Part of the series of Haiku inspired by The Wasteland by T.S. Eliot and the article, ‘It takes your hand off the panic button’: TS Eliot’s The Waste Land 100 years on by Andrew Dickson.

Mr. Dickson asks, ‘Is it genuinely one of the greatest works in the language, or – as the poet once claimed – just “a piece of rhythmical grumbling“?’

Readers of this blog may remember that from time to time I struggle with the weight of effort of producing a daily Haiku and any thoughts I may have about the words and time that went in the Haiku that day.

This daily schedule of missing a day can bring on a personal mental paralysis wherein writing these entries becomes impossible.

I learned to deal with this by not dealing with it and let it go.

Then when I look at my register of entries and see blank days with no post, I will grab a topic or book or poem for a source and produce a series of Haiku to fill in those blank dates.

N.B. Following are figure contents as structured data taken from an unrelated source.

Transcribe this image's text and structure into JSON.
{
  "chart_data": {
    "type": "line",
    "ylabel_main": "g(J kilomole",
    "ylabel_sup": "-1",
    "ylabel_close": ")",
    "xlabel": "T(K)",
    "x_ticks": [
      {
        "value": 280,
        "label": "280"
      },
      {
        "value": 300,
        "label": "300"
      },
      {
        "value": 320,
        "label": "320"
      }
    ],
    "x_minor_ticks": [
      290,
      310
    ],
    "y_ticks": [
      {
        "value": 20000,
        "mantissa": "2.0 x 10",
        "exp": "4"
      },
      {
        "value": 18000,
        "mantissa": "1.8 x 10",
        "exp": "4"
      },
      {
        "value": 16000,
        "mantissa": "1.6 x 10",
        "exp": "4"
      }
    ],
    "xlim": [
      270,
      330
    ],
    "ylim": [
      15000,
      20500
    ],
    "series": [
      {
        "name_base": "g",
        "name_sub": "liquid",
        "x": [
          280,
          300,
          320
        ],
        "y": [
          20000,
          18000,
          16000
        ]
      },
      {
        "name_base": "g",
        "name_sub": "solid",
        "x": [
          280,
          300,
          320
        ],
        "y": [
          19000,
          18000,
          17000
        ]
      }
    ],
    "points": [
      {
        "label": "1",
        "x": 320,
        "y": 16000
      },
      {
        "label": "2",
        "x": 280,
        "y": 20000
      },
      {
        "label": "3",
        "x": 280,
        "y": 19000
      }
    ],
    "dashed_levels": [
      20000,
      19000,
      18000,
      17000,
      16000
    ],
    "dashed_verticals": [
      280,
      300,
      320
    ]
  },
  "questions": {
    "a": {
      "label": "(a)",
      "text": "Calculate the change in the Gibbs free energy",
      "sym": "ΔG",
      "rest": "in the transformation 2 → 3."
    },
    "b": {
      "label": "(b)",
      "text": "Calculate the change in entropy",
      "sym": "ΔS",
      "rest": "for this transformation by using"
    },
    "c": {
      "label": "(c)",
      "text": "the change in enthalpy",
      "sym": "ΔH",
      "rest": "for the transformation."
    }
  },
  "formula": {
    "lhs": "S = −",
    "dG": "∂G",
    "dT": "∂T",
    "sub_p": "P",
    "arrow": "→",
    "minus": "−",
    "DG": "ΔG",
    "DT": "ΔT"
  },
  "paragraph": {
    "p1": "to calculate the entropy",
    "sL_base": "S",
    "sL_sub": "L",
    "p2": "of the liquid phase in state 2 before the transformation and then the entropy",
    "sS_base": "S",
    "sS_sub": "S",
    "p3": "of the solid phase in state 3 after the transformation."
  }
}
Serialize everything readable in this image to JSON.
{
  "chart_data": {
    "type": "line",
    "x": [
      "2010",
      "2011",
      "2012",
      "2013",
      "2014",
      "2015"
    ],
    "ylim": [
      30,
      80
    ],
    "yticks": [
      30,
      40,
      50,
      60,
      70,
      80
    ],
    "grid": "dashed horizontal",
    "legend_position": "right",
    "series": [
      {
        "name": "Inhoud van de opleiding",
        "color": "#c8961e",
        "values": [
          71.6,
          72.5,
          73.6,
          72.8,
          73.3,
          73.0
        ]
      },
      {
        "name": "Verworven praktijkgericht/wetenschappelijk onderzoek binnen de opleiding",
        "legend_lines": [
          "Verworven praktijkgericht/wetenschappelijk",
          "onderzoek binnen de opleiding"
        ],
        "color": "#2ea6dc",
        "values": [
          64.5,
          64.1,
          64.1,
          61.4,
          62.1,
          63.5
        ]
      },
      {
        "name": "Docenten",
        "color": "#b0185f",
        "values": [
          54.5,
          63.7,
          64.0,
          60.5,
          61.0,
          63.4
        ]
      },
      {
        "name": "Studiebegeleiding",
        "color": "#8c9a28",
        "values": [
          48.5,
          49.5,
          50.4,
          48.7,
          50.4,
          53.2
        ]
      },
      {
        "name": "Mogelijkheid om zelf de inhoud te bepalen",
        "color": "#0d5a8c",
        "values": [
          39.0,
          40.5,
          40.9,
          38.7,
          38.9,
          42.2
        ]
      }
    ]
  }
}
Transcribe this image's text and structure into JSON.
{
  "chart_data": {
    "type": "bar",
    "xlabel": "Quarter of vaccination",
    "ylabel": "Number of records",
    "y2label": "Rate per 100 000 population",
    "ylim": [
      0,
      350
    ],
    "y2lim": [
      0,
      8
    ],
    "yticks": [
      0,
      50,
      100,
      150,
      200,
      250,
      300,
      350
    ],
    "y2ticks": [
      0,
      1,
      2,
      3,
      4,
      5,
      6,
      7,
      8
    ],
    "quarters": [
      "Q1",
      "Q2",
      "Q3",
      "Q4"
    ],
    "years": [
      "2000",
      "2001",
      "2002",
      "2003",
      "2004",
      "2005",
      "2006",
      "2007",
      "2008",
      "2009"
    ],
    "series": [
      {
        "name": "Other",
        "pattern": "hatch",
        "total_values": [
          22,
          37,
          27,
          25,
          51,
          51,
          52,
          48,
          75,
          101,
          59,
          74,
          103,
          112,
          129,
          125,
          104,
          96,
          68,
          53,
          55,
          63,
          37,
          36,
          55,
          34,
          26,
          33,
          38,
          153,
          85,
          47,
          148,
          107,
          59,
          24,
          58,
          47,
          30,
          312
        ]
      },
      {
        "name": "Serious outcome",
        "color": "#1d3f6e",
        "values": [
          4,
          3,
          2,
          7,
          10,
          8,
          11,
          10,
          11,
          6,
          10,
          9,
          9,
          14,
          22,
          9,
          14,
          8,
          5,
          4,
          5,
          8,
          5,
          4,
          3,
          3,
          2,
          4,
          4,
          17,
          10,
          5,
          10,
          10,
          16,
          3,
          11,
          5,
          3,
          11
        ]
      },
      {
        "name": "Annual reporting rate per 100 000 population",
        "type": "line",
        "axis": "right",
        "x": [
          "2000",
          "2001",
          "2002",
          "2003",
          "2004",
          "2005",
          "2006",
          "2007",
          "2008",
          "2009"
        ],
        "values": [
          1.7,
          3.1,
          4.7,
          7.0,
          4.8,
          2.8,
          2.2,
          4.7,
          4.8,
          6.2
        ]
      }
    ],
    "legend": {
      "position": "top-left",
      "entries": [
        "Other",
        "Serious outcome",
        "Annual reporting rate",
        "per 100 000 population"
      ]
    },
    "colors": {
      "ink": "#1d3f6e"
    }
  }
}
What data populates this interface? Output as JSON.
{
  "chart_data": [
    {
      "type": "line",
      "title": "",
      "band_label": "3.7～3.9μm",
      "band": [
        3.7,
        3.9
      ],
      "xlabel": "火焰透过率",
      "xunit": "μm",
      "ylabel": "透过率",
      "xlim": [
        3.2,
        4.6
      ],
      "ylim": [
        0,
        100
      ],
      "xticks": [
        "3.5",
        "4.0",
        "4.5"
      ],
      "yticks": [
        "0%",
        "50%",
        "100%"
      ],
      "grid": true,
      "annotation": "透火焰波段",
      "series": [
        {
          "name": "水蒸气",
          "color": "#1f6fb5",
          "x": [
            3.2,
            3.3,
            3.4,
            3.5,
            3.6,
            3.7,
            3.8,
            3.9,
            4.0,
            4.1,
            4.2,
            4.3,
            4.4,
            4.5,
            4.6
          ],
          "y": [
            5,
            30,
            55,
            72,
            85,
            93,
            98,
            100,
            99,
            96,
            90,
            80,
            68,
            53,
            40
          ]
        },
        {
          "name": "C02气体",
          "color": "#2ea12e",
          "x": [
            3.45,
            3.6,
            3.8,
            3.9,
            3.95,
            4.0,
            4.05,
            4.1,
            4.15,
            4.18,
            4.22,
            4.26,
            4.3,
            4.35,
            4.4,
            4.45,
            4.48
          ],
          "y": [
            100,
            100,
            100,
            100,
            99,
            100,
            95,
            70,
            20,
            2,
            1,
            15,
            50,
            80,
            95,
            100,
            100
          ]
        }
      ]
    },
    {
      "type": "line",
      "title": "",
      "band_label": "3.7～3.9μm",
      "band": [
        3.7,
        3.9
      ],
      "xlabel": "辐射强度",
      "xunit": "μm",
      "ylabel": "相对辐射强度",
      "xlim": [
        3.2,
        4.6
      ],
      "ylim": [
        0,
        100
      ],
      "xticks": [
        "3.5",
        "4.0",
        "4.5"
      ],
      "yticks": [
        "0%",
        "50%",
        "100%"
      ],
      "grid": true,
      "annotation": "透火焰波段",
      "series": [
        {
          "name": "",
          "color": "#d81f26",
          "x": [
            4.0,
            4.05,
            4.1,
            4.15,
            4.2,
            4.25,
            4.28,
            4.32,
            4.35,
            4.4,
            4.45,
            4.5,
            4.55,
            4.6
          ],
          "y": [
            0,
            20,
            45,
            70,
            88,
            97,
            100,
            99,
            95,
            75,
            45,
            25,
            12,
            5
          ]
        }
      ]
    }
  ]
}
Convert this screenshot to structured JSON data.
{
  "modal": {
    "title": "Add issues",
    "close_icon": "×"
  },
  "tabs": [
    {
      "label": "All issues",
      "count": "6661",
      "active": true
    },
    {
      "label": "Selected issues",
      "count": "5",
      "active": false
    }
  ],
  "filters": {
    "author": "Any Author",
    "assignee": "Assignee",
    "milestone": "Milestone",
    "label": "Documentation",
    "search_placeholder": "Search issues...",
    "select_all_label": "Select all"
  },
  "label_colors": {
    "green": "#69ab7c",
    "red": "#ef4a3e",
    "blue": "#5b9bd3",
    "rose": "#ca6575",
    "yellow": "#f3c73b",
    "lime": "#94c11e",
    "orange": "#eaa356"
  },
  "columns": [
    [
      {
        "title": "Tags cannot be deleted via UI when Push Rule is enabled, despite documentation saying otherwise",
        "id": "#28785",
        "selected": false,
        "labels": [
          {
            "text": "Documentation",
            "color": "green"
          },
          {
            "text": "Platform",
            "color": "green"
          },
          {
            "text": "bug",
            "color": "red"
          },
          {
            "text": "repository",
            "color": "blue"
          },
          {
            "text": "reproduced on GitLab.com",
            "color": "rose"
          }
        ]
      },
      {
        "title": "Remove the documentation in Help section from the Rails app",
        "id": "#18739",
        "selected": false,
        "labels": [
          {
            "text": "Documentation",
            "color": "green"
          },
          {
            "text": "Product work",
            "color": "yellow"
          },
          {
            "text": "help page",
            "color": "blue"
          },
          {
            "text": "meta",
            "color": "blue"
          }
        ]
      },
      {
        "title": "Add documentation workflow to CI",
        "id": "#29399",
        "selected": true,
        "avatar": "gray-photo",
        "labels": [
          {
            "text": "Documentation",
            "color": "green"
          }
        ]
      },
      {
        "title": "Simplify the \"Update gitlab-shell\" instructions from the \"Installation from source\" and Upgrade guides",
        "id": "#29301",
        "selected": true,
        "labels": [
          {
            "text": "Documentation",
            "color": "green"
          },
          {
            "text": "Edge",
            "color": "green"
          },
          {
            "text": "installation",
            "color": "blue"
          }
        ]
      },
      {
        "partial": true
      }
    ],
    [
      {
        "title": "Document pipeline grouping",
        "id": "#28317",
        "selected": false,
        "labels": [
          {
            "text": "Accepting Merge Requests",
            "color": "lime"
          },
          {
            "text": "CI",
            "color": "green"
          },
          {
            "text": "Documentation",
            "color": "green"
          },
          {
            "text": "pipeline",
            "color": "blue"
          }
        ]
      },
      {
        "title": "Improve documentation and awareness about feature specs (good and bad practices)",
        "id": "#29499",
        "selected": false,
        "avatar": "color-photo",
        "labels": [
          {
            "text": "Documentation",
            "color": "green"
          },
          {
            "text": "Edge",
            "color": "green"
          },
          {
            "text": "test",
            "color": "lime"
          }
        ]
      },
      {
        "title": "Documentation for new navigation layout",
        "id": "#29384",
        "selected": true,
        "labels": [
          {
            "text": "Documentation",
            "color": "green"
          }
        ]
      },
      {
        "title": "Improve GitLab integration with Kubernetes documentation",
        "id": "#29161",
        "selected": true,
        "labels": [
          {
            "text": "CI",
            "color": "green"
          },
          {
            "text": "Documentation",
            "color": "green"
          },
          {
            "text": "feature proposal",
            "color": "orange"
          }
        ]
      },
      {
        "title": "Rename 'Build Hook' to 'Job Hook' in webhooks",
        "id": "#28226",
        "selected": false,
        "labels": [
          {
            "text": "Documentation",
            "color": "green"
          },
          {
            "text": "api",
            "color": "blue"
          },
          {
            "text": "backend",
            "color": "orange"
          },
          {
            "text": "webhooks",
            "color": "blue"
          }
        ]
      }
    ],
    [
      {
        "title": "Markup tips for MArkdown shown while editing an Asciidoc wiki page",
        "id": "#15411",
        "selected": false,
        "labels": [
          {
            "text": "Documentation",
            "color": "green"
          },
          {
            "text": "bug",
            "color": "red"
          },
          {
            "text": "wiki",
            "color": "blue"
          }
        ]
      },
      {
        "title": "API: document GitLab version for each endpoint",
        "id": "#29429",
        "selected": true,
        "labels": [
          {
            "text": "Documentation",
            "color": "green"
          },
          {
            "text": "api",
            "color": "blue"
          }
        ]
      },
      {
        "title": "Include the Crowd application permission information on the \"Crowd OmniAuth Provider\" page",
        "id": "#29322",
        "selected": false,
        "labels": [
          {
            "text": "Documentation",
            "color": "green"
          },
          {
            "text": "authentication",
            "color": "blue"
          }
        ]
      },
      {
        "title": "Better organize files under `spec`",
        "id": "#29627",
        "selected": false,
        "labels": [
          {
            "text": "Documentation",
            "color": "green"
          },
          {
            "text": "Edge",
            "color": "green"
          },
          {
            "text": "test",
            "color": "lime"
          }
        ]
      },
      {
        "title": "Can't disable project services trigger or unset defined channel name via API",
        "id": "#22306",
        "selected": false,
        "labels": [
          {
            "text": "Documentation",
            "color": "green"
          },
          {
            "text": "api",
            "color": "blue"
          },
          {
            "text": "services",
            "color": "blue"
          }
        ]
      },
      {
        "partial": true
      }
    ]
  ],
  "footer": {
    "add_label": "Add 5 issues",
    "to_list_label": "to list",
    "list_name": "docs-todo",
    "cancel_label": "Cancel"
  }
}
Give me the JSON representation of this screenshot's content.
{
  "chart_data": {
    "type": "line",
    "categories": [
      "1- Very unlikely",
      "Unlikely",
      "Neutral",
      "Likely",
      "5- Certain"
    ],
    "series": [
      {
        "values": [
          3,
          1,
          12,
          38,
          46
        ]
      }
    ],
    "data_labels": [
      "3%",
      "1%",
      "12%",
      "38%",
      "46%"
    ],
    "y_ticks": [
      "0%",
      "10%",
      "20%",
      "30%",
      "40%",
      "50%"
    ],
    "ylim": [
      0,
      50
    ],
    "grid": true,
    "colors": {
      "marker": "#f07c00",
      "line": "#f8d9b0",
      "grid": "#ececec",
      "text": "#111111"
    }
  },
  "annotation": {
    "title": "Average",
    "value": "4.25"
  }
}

This is one of the great benefits of this effort being my blog and my blog, my rules.

It IS cricket because I say it is.

It is ‘according to Hoyle’ because I say it is.

Thus I have this series based on ‘The Wasteland.’

A thoroughly enjoyable connection of wordplay and source of endless discussion in the search for meaning.

For myself, I like that bit about a piece of rhythmical grumbling by Mr. Eliot so said Mr. Eliot.

I have remembered this story before in these posts, but it reminds me of a story told by the actor Rex Harrison.

Mr. Harrison recounted rehearsing a play by George Bernard-Shaw and that the company was having a difficult time with a certain scene when, wonder of wonder, Bernard-Shaw himself dropped by to watch rehearsal.

Mr. Harrison tells how great this was as they went to the play write and asked how did he see this scene – what was he striving for?

Bernard-Shaw asked for a script and read over the scene, read it over again and a third time, then looked up and said, “This is rather bad isn’t it.”